Berkaitan dengan sekolah, semua orang tua ingin anaknya sukses. Orang tua turut serta terlibat dalam mempersiapkan anak menghadapi tahun ajaran dan memastikan bahwa anak tidak sampai ketinggalan.
Kesiapsediaan
Keadaan siap sedia yang paripurna akan berkontribusi kepada anak dalam proses pemberdayaan diri dan kepercayaan diri di lingkungan sekolah dan sekitarnya. Pan Dunham, koordinator di Teacher College of San Joaquin, berkata, “Ketika kebutuhan anak terpenuhi… mereka akan merasa lebih percaya diri. Hal ini membantu mereka untuk bersikap mandiri”. Dunham membagi kesiapsediaan atas lima kategori utama: emosional, sosial, praktis, fisik, dan akademik.
Guru sebagai Sumber
Setiap langkah dalam perjalanan hidup seorang anak akan dibimbing oleh para guru. Katie Burns, guru di College of San Joaquin, berkata, “Saya merekomendasikan, agar orang tua segera membangun hubungan dengan guru-guru anak mereka. Jika guru memiliki hubungan yang kuat dengan orang tua, mereka dapat bekerja sama dengan orang tua untuk mendukung kesuksesan anak.”
Ada banyak cara menyenangkan, kreatif, dan mudah yang dapat dilakukan orang tua untuk melibatkan diri dengan kehidupan anak mereka: membuat rutinitas belajar; mempertimbangkan gaya belajar anak dan menciptakan lingkungan yang memenuhi kebutuhan individu anak; mengajukan pertanyaan terbuka untuk mendukung pembelajaran anak, seperti “Bagaimana kamu bisa sampai pada jawaban itu?”; memberikan pilihan terbimbing (misalnya, pekerjaan rumah mana yang ingin kamu kerjakan selanjutnya?); menguji pengetahuan anak sebelum ujian dengan memilih soal secara acak untuk dipecahkan. Jika anak tidak mampu menjawabnya, ulang kembalilah dan pelajari konsepnya kembali.
Menjadi orang tua adalah hak istimewa yang disertai dengan tanggung jawab yang besar. Semua tanggung jawab telah dipenuhi oleh orang tua dengan luar biasa.
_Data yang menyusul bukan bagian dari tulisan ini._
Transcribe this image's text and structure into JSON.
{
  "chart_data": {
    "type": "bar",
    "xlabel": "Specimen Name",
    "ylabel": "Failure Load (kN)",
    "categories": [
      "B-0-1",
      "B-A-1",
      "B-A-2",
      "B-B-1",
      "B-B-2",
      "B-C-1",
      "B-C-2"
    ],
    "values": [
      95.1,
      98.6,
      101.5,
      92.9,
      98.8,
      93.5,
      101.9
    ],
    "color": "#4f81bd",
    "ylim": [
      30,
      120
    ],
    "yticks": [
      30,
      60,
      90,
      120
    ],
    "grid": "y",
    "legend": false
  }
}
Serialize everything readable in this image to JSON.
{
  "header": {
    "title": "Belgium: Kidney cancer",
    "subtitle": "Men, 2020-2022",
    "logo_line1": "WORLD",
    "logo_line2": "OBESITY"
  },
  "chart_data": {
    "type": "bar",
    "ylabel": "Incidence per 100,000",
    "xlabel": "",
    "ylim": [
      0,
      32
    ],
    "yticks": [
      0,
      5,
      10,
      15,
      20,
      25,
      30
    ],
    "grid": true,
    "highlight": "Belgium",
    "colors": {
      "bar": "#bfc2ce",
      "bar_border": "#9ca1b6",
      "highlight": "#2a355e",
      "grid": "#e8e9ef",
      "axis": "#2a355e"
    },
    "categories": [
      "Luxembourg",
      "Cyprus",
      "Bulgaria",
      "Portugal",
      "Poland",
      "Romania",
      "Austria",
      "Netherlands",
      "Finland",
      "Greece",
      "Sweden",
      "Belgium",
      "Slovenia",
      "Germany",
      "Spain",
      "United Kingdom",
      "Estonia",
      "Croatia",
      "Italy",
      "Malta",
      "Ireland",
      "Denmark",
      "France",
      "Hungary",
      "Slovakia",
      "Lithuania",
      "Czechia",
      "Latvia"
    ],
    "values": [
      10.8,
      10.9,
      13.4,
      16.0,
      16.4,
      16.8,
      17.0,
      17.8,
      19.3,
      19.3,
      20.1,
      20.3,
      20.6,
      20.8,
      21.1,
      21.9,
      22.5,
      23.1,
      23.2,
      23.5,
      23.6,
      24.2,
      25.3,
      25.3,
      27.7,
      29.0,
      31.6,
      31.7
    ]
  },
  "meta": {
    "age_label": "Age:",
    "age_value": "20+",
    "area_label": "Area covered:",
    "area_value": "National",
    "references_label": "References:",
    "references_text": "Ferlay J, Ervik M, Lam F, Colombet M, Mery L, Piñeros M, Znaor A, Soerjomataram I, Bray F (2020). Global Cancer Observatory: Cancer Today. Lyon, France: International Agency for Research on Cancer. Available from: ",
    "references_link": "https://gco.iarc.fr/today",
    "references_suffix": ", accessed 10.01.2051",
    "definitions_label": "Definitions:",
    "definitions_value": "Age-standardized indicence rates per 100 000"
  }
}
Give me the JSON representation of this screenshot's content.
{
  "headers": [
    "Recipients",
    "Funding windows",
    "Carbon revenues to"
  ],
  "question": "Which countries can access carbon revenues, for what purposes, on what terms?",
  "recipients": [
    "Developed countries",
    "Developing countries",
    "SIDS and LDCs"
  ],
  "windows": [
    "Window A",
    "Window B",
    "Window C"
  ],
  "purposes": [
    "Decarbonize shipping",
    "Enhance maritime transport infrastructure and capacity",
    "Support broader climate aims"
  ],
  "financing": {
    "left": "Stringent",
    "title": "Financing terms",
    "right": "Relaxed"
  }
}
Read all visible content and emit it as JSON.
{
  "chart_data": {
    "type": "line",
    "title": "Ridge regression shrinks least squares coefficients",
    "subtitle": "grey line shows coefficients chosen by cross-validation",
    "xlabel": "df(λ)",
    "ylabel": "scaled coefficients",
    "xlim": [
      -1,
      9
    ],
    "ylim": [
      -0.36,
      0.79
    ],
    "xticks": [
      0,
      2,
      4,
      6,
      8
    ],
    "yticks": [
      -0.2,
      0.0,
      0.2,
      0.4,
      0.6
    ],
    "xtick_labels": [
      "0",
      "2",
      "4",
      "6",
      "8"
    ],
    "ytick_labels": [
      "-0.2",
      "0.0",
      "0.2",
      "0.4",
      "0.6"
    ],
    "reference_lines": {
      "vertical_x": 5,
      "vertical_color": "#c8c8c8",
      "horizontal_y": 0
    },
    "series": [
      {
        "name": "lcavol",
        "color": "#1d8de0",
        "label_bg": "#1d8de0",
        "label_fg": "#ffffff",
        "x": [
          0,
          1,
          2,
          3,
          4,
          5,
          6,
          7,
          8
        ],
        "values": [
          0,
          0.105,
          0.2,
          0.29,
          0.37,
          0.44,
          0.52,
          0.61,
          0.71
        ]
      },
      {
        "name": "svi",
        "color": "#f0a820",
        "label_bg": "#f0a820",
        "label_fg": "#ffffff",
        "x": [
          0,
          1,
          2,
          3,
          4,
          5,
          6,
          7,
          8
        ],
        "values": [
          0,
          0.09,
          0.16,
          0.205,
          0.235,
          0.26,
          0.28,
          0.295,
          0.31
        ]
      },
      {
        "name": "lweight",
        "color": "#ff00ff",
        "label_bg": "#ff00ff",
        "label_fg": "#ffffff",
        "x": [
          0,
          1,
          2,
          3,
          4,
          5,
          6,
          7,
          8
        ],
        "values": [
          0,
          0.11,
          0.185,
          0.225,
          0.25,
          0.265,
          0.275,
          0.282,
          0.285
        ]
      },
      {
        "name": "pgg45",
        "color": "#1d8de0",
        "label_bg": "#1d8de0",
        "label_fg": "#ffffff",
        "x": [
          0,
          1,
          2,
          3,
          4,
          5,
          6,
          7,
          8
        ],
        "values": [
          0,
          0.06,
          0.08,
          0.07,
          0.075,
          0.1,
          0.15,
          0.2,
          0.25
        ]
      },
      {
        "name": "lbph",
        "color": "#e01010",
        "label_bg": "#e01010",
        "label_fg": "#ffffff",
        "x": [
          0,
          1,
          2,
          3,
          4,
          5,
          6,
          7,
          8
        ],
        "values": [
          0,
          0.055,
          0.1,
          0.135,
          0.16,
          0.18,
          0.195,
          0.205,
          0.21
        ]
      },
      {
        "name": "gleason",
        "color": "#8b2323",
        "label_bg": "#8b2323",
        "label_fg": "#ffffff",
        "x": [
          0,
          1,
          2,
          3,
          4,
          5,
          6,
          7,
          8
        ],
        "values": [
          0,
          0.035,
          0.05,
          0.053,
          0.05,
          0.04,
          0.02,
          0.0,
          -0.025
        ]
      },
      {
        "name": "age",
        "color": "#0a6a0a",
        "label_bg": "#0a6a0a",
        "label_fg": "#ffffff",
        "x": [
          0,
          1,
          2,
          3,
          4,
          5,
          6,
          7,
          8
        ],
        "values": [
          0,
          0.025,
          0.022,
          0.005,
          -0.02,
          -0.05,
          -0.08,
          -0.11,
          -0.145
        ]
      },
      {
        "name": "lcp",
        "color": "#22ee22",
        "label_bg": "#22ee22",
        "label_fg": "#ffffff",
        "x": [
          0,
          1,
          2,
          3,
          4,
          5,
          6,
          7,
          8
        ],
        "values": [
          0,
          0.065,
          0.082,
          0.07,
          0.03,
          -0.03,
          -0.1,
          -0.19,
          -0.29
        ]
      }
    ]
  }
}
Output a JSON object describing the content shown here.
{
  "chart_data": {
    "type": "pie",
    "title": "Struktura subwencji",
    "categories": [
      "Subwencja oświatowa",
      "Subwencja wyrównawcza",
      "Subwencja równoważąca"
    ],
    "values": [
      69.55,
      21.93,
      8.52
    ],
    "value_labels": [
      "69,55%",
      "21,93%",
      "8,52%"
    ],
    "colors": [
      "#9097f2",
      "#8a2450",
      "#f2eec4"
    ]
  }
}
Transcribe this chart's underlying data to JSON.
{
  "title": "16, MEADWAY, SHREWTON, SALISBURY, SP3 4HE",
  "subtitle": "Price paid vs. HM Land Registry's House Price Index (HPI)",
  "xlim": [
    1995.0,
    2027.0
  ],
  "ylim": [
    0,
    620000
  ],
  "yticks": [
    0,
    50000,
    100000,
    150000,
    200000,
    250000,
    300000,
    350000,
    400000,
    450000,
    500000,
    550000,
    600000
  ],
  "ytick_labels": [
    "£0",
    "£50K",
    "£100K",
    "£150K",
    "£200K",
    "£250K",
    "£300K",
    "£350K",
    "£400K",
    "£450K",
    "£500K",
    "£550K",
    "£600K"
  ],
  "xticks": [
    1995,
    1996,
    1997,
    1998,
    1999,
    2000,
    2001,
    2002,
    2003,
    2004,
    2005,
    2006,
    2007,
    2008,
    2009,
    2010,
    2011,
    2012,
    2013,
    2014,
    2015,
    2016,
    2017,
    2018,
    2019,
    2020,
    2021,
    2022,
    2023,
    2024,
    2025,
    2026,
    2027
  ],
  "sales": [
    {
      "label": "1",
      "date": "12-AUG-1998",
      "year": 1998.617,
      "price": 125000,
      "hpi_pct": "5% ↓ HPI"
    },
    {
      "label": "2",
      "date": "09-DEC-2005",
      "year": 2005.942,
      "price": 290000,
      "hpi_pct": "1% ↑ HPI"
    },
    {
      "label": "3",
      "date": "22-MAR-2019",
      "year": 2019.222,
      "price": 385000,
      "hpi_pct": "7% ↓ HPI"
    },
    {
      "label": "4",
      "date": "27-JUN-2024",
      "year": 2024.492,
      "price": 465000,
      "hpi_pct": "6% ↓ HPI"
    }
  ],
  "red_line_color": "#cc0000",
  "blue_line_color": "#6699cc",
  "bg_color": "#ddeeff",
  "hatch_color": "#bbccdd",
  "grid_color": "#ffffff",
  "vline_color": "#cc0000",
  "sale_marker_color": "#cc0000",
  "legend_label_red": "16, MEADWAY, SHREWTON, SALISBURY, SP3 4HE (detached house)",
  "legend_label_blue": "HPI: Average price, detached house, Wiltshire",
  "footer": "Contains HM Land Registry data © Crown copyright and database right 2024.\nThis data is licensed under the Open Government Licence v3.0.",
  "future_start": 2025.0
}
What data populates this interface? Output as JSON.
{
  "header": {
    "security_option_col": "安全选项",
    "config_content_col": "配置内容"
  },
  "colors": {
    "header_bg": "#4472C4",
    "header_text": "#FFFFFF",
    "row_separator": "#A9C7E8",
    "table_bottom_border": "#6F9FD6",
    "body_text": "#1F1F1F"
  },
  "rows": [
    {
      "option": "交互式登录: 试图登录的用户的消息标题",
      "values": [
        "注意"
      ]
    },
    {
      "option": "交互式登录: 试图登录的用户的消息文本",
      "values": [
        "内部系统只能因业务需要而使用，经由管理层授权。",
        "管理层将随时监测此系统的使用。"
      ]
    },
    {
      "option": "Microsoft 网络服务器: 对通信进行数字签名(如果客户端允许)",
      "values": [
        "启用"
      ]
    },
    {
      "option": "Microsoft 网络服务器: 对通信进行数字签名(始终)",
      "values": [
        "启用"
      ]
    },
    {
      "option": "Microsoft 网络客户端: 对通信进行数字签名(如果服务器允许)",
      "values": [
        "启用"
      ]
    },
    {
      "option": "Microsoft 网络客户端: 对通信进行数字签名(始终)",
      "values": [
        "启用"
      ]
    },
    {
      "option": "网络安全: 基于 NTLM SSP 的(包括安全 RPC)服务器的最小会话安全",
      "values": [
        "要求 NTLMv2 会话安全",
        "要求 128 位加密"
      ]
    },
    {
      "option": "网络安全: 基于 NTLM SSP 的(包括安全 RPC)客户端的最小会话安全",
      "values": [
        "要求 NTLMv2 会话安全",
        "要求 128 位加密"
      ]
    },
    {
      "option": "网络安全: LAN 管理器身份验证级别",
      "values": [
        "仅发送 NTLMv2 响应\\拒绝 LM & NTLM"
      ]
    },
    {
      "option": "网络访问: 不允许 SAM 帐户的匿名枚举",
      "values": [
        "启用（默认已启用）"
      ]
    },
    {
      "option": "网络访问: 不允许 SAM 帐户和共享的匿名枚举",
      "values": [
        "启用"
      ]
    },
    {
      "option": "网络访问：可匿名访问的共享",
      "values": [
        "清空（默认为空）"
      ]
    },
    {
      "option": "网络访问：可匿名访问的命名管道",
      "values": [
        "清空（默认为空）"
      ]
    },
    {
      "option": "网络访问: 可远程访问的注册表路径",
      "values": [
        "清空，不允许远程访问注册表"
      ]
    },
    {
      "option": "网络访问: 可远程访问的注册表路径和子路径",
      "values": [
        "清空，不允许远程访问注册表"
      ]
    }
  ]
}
Dengan demikian, anak wajib menghargai kerja keras orang tua mereka dan menganugerahi orang tua mereka cinta sepenuh hati.
Sumber:
https://issuu.com/sanjoaquinmagazine/docs/sj_parents_sept-oct_2016_issuu; http://www.easternflorida.edu/community-resources/child-development-centers/parent-resource-library/documents/parents-powerful-role-models.pdf
[1] Ungkapan-ungkapan tradisional ini dapat merujuk kepada perilaku keluarga yang baik maupun yang buruk, tidak selalu hal yang baik. Misalnya, ungkapan “She/He lives up to the family name” dapat bermakna bahwa ‘anak itu bertindak/berperilaku sesuai dengan perilaku nenek moyang atau turunannya’. Nah, perilaku itu bisa baik atau buruk. Intinya, ‘anak mempertahankan perilaku atau tradisi keluarga’.
Alih bahasa: Aurelia Leona
Editor: Dr. Felicia Nuradi Utorodewo, S.S.